Nigéria : vers une opposition fragilisée face à Bola Tinubu en 2027
Dans un entretien accordé à ABDULRAHMAN ZAKARIYAU, Mark Adebayo, secrétaire national à la comunication de la Coalition of United Political Parties (CUPP), alerte sur la faiblesse actuelle de l’opposition nigériane et prévient que, sans unité retrouvée entre partis comme le Peoples Democratic Party (PDP) et l’African Democratic Congress (ADC), la présidence de Bola Tinubu pourrait ne rencontrer que peu de résistance en 2027.
Adebayo décrit la CUPP comme étant « dans un coma auto‑infligé », imputant la situation à un vide de leadership et à l’abandon post‑électoral de 2019. Il rappelle que la coalition a connu une période d’activité marquée sous la présidence d’Olagunsoye Oyinlola, ancien gouverneur d’Osun, quand le PDP avait fourni des locaux et un soutien visible.
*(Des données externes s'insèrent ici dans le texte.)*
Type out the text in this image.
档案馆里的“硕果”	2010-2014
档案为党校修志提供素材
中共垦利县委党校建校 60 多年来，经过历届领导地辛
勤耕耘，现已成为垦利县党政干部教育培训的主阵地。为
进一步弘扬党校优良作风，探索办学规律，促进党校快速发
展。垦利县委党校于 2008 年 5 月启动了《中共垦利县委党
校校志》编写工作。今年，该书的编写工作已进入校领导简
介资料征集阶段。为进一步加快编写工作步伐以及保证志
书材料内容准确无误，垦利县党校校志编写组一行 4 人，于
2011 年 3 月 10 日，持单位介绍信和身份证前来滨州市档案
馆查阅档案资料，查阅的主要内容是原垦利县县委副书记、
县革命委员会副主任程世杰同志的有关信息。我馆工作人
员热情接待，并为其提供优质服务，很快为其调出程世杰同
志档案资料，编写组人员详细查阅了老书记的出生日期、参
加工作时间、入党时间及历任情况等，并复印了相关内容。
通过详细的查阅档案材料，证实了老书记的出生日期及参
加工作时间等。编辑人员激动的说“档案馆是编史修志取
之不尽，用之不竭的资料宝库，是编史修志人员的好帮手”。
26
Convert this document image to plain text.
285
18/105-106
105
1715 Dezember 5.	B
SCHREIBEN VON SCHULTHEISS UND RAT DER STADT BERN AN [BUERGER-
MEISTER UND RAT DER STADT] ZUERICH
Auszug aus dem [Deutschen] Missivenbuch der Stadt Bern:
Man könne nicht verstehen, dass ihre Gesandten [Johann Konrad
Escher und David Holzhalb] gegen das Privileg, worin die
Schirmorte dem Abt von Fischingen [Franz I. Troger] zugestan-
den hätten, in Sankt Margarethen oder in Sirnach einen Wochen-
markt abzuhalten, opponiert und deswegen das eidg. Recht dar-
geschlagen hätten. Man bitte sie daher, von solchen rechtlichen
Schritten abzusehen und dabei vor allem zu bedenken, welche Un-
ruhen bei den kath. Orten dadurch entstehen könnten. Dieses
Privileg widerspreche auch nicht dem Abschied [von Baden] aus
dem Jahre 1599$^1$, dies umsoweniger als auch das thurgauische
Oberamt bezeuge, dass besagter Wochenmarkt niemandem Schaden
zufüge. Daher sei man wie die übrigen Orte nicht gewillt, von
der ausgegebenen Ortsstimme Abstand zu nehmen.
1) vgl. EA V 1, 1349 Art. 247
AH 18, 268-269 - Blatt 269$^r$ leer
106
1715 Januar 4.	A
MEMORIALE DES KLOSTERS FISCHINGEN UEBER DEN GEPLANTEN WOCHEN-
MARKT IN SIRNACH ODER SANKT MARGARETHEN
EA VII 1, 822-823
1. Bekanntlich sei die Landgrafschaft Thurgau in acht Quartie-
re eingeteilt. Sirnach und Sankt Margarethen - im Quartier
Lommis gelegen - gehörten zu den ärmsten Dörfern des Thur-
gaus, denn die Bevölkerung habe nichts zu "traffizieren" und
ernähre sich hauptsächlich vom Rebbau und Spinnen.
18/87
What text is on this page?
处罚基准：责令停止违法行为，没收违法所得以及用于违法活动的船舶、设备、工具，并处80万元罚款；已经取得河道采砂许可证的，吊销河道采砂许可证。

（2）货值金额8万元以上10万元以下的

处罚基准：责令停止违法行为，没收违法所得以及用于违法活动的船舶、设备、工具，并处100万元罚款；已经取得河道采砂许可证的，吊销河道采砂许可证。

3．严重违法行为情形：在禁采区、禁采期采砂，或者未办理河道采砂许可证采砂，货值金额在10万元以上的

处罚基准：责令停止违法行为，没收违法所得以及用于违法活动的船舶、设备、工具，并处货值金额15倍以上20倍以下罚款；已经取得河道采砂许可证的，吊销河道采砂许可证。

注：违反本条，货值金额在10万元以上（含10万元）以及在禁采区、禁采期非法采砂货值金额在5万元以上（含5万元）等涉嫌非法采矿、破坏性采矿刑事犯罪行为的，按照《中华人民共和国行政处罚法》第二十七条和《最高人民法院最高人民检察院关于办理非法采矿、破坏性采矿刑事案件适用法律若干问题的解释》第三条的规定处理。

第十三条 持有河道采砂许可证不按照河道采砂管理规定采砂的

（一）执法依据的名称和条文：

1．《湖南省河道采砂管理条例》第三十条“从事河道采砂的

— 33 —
Mais selon lui, après la proclamation de la défaite du PDP en 2019 — victoire qu’il estime volée à Atiku Abubakar — la coalition a été laissée à l’abandon.
Il souligne le rôle ponctuel d’individus pour maintenir la structure : Ugochinyere Imo, désormais membre de la Chambre des représentants, a financé à titre personnel nombre d’activités et soutenu le volet médiatique. À la veille des élections de 2023, Adebayo dit avoir repris une responsabilité accrue sans soutien tangible des autres acteurs de l’opposition, estimant que « la coalition est devenue une mégaphone nationale abandonnée ».
Faiblesses internes, stratégies et enjeux électoraux
Adebayo pointe plusieurs faiblesses structurelles au sein de l’opposition. Il qualifie le PDP de fragmenté par des crises internes et des querelles de factions, citant en particulier le refus de « zoner » la candidature présidentielle vers le Sud en 2023 comme source de divisions. Il avertit que des dynamiques similaires émergent dans l’ADC : si ce parti ne parvient pas à appliquer des règles de rotation ou à se rassembler autour d’un candidat largement accepté, il risque une performance encore moins convaincante que par le passé. Le terme « zonage » renvoie ici au mécanisme interne de partage régional des postes et candidatures au sein des formations politiques nigérianes.
Sur la nature de l’opposition, Adebayo critique l’absence d’idéologie claire et l’orientation vers une « politique de convenance », où les défections obéissent à des intérêts personnels. Il relève une propension à la réaction plus qu’à l’anticipation, avec une dépendance excessive aux réseaux sociaux au détriment d’une mobilisation de terrain. À l’inverse, selon lui, la formation au pouvoir identifie et recrute efficacement des talents, souvent sans réprimander les transfuges.
Sur la gestion du pays par le président Bola Tinubu, Adebayo met en avant la persistance d’un problème majeur : l’insécurité — assassinats, enlèvements, banditisme — qui, selon lui, fragilise la stabilité sociale et l’activité économique. Il reconnaît cependant des signes de redressement économique liés à des réformes en cours et salue les sacrifices des forces armées, appelant à des initiatives structurées d’aide aux familles des militaires tombés au combat.
Interrogé sur l’organisation des élections, il insiste sur le rôle central de l’INEC mais juge que la confiance ne peut reposer uniquement sur l’organe électoral. Il préconise une stratégie active de la part de l’opposition : surveillance, déploiement d’agents de parti, recours juridiques, éducation des électeurs et formation des agents de vote, ainsi que l’usage, là où c’est possible, de systèmes numériques transparents pour réduire les risques de manipulation.
Sur les appels à la démission du président de l’INEC, Adebayo précise que si des allégations de partialité ou de déréglementation sont établies par des preuves crédibles, une démission serait appropriée pour préserver l’intégrité de l’organe électoral. Il ajoute qu’il convient de ne pas se prononcer hâtivement sur la base d’allégations politiques et qu’il faut respecter le due process ; ce qui importe, dit‑il, est « la capacité d’agir impartialement, de respecter la loi et de maintenir la transparence en fonction ».